Two major legal victories for human rights at the ECOWAS Court of Justice

In late June 2021, the Institute for Human Rights and Development in Africa (IHRDA), an SRT grantee since 2014, earned two major victories in the advancement of human rights in sub-Saharan Africa.

The first victory represents a major step towards the protection of widows in Mali’s strongly patriarchal society. On June 22, 2021, the Court of Justice of the Economic Community of West African States (ECOWAS) ruled in favor of the plaintiff in suit no ECW/CCJ APP/42/19-Kadiatou SIBY v Mali.
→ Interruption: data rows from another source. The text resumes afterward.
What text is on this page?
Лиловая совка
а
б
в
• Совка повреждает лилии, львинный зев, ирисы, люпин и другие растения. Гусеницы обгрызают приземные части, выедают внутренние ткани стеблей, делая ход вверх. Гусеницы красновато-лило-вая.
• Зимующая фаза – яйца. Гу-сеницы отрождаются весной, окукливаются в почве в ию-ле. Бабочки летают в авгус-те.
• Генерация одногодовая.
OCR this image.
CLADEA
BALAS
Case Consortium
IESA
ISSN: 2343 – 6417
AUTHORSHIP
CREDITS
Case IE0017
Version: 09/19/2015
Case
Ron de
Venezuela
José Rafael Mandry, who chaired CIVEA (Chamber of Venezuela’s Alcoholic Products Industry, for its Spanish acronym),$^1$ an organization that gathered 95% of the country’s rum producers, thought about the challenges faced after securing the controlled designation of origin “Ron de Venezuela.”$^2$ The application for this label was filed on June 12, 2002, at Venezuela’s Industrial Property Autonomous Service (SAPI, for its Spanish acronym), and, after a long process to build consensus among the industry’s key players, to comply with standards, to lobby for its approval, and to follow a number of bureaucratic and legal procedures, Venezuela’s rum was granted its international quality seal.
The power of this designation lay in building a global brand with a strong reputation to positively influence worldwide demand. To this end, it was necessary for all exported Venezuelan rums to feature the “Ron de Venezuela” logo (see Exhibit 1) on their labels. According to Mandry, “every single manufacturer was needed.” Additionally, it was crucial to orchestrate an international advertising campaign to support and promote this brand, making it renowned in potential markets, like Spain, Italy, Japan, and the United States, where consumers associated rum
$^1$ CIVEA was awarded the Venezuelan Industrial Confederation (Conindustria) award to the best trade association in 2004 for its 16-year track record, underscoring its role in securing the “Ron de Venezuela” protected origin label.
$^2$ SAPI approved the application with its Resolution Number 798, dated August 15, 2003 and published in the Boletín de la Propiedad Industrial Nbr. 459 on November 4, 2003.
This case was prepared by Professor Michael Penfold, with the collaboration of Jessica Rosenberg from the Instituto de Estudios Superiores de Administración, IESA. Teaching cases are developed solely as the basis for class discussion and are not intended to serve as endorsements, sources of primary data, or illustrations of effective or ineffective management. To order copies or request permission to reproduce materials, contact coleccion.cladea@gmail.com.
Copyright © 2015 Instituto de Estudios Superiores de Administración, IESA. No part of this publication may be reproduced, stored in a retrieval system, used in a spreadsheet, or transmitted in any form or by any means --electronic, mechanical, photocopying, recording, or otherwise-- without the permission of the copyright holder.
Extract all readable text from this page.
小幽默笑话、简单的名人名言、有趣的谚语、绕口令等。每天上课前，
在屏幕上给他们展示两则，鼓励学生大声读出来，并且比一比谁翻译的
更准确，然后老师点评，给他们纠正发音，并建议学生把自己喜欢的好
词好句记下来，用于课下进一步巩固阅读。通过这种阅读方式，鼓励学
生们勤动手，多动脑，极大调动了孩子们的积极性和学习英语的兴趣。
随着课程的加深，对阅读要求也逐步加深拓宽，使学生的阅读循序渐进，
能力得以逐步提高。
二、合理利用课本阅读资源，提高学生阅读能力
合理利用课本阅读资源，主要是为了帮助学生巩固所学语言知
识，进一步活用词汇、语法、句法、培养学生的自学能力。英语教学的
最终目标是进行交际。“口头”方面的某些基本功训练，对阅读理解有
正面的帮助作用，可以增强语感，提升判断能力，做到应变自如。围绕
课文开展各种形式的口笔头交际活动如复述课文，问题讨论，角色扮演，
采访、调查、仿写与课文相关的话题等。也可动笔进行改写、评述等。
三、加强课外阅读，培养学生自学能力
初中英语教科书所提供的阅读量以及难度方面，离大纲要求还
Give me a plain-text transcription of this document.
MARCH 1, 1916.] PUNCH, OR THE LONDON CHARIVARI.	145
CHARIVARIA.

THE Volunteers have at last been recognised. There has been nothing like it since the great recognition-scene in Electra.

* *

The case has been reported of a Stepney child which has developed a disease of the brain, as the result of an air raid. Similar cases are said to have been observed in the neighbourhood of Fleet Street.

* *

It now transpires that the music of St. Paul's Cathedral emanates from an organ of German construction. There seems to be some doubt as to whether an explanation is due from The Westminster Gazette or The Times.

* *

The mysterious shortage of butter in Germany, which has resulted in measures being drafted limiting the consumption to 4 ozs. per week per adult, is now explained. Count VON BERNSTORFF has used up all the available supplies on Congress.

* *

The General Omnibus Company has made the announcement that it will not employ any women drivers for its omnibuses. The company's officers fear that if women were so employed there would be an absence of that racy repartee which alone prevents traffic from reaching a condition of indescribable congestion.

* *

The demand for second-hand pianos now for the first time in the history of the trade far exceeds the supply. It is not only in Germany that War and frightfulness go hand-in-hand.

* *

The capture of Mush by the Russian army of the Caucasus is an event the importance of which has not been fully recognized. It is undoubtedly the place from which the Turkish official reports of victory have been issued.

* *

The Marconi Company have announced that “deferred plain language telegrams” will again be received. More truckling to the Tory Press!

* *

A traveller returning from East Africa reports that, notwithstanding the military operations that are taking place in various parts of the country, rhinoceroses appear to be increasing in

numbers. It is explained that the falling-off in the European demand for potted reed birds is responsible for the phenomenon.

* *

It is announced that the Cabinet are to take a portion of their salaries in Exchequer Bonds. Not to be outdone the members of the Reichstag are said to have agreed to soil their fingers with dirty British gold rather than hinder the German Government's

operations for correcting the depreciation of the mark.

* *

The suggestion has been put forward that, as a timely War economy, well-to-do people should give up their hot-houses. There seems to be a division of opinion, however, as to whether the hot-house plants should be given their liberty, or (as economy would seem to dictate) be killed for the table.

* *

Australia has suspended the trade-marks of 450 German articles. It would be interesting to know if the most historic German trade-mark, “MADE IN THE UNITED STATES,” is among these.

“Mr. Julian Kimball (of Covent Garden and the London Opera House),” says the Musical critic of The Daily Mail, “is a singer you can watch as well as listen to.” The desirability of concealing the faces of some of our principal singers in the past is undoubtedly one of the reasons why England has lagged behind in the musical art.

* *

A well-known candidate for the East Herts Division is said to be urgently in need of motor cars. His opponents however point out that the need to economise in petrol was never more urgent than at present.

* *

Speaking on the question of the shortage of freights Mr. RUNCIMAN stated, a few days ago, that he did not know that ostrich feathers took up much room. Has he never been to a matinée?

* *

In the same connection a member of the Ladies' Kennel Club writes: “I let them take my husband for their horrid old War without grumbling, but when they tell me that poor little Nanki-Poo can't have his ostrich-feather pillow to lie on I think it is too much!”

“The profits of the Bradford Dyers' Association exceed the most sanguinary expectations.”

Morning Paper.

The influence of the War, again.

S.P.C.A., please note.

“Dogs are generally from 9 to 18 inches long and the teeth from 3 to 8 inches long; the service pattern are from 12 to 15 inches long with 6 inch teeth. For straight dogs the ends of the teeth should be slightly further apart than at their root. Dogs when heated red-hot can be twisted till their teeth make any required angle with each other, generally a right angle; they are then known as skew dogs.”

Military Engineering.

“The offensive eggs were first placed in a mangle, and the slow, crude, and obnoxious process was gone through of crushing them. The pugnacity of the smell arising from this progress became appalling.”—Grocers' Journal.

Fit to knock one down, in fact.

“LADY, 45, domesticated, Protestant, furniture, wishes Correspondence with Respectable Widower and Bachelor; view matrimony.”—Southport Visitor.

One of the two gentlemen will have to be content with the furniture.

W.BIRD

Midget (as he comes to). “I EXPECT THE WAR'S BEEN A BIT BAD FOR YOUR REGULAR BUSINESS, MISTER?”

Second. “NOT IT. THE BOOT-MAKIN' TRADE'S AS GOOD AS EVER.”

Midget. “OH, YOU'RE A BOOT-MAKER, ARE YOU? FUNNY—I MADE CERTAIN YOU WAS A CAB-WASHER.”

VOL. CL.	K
The plaintiff, Kadaitou Siby, is a Malian widow who, after the death of her husband in 2013, was entitled to inherit her husband’s property. Upon her refusal to marry her husband’s brother, Souleymane Siby, her in-laws chased her from her home and beat her severely. The local police ignored her complaint. Her case floundered in local courts for years until November 2019, when IHRDA and their Malian partner Association pour le Progrès et la Défense de Droits de Femmes au Mali (APDF) filed a case on her behalf. The ECOWAS Court found the Republic of Mali in violation of Kadiatou’s right to dignity and right for her case to be heard in a reasonable time. Additionally, the Court found that Mali had failed to protect Kadiatou and her family. The Court compels Mali to try the case in a reasonable time, to liquidate Kadiatou’s husband’s estate, and to pay her one hundred million FCFA (about $181,000) for damages.

That same week, on June 24, 2021, the ECOWAS Court also ruled in favor of the plaintiff in suit no ECW/CCJ/APP/27/19-Fodi Mohammed v Niger.

IHRDA and their Niger partner Timidria filed the case on behalf of Fodi Mohammed, a woman who was enslaved by the Takaboune Idiabaz family from childhood for over thirty years. One of Fodi’s daughters, Zainabu, was given as a wedding gift to Idiabaz’s granddaughter. Zainabu filed legal proceedings requesting freedom, but the prosecutor merely treated the matter as a misdemeanor. This ruling was in direct contravention of several treaties to which Niger is a party, including the African Charter on Human and People’s Rights and the International Covenant on Civil and Political Rights, and violated Niger’s law that criminalized slavery in 2003. The Court condemned Niger for failing to protect Fodi and her children’s right to dignity and to fair trial and determined that the country must pay her family some 63,000,000 FCFA ($114,000 USD) in damages.

These two victories build on IHRDA’s decades-long track record of strategic litigation on behalf of victims of human rights abuses across the African continent.